General Motors will offer a voluntary buyout to a majority of its U.S.-based white-collar employees, CNBC and other news sources have reported. This comes on the heels of GM's recent announcement that it would terminate about 500 salaried positions globally.
The GM buyout offer could be the first of many similar offers to come as large employers continue to announce layoffs.
If your client receives a buyout offer, here are some things to consider as you help them decide how to proceed.
Review Your Client's Situation
If your client even feels there is a chance their employer might look to reduce their workforce, it makes sense to look at your client's financial situation in the event of a possible job loss. This review should include:
- The client's age, marital status and the ages of any children.
- Any other sources of income the client has. This can include income from a working spouse, income from investments or income from a side hustle.
- Their source of health insurance and any options if they are laid off, including a spouse's employer plan.
- Take stock of all company retirement plans such as a 401(k), pension or nonqualified plan.
- Does your client have any options or other stock-based compensation? What is the vesting status, and what are the exercise rules?

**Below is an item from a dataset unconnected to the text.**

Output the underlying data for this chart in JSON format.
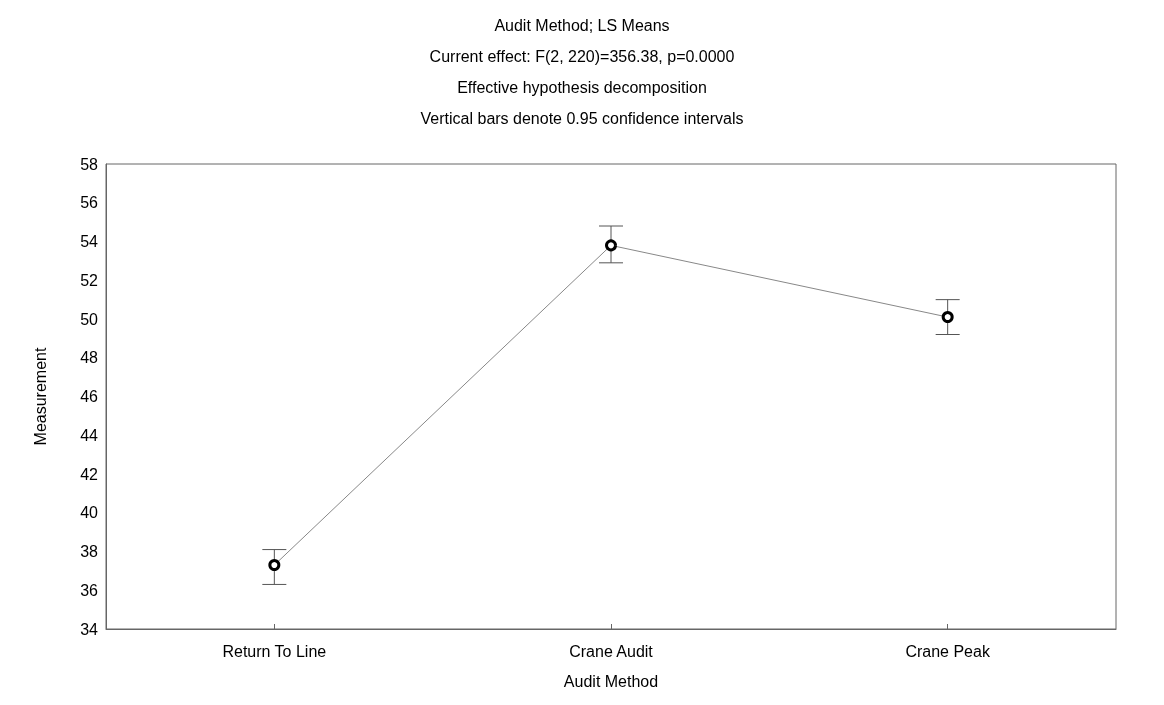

- Cash and investments, both in taxable and in retirement accounts.
- Their monthly spending.
- The state of their emergency fund.
- Their interests and career prospects. What would they do in the event of a job loss? Look for another job? Start a business? Retire?
Every client is a bit different, and there may be other important aspects of their financial situation to consider.

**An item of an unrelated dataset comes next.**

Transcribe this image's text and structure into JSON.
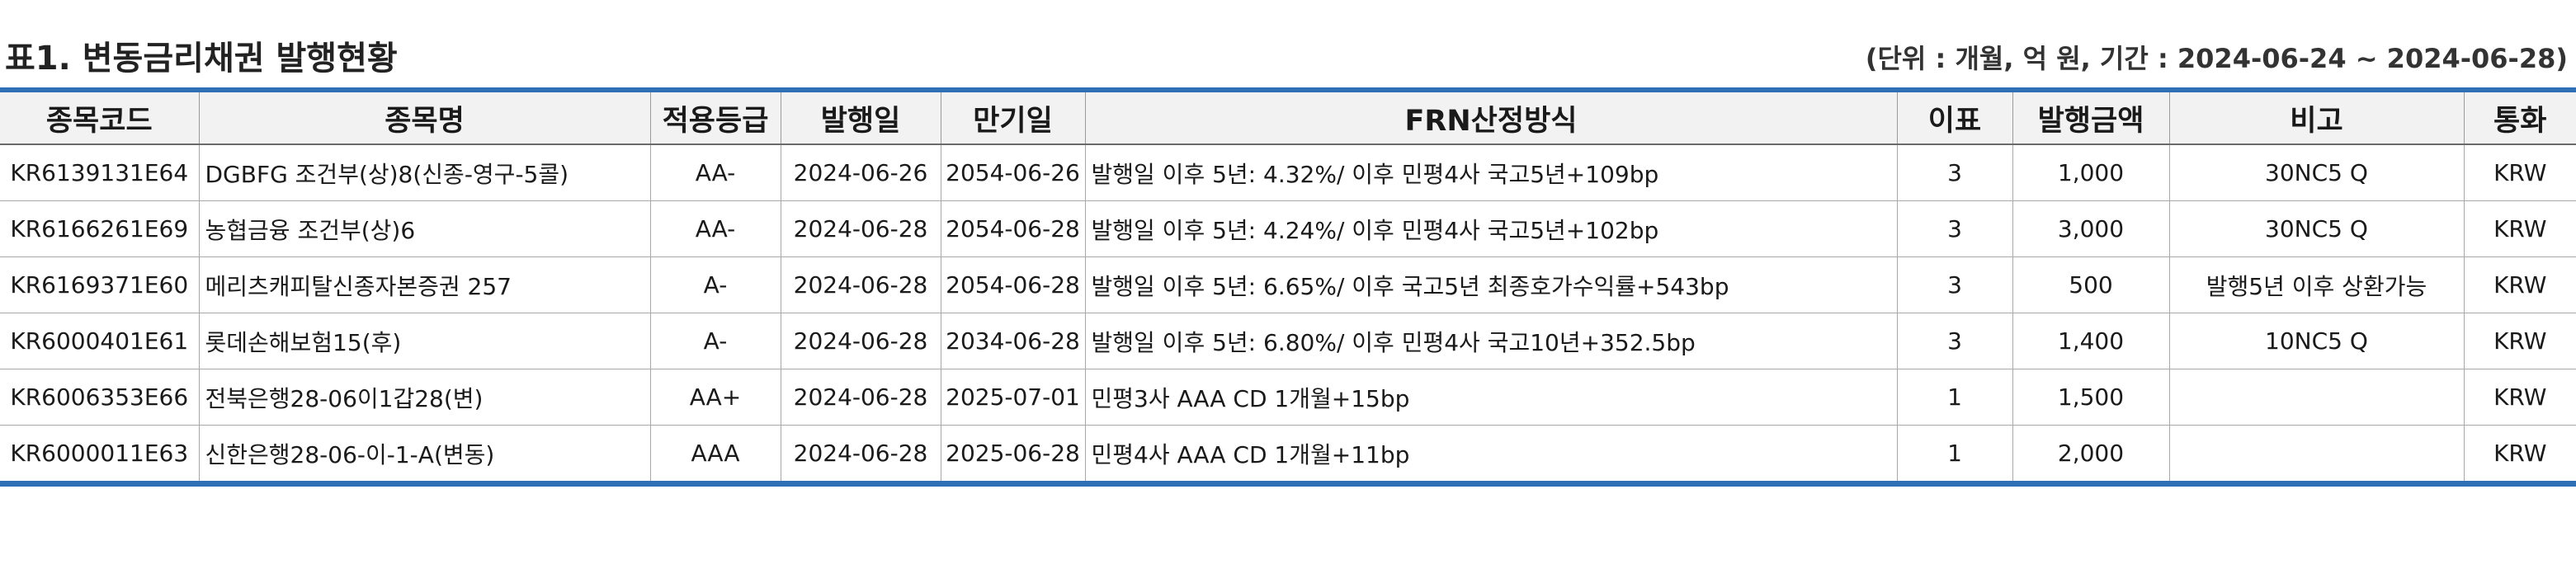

We saw big layoffs in recent months, so the GM and any future buyout announcements should not come as a surprise. This is a logical topic for your next client meeting for those who could be at risk.
The First Offer May Be the Best Offer
Not all corporate voluntary buyout offers are the same, and in GM's case, the company seems to be casting a wide net in hopes of getting a large number of employees to accept the offer.

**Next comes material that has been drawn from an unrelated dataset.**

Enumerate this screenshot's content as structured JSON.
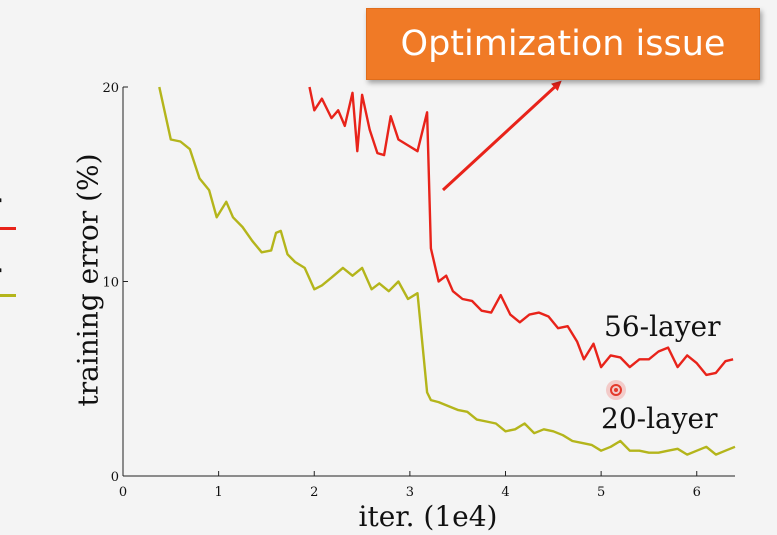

Quite often, an initial voluntary buyout offer will be the best offer your client will receive from their employer. If the company doesn't get the needed number of employees to take the buyout and needs to reduce its workforce even further, the next round may or may not be voluntary. And the separation package likely will not be as generous.
Sadly, this happened a number of years ago when a friend was offered a decent buyout package by a major local employer but decided not to take it. About a year later, he was let go, and the severance package was not nearly as generous as the terms of the original voluntary buyout offer.
Evaluate the Buyout Package
If your client receives a buyout offer from their employer, be sure to review it carefully with your client. To incentivize employees to take the buyout and leave the company, many buyout offers are "sweetened." The employer might offer enhanced compensation above their normal severance benefits if an employee was terminated from their position under normal circumstances.
As many buyout packages are designed to entice older, longer tenured employees to leave the company, some packages may include accelerated pension benefits and enhanced company medical coverage. Both can serve as bridges into retirement for clients nearing Social Security and Medicare eligibility.
If your client has stock options or other types of equity compensation from their employer, some packages may offer greater flexibility in exercising these options or the ability to take this compensation versus the normal vesting for these benefits.
Additionally, some buyouts may offer outplacement and other assistance to help those who take the buyout in their search for a new position.
Your client will be looking to you to help them evaluate what the buyout means to them on a financial basis. This can often be the hardest part of evaluating a buyout.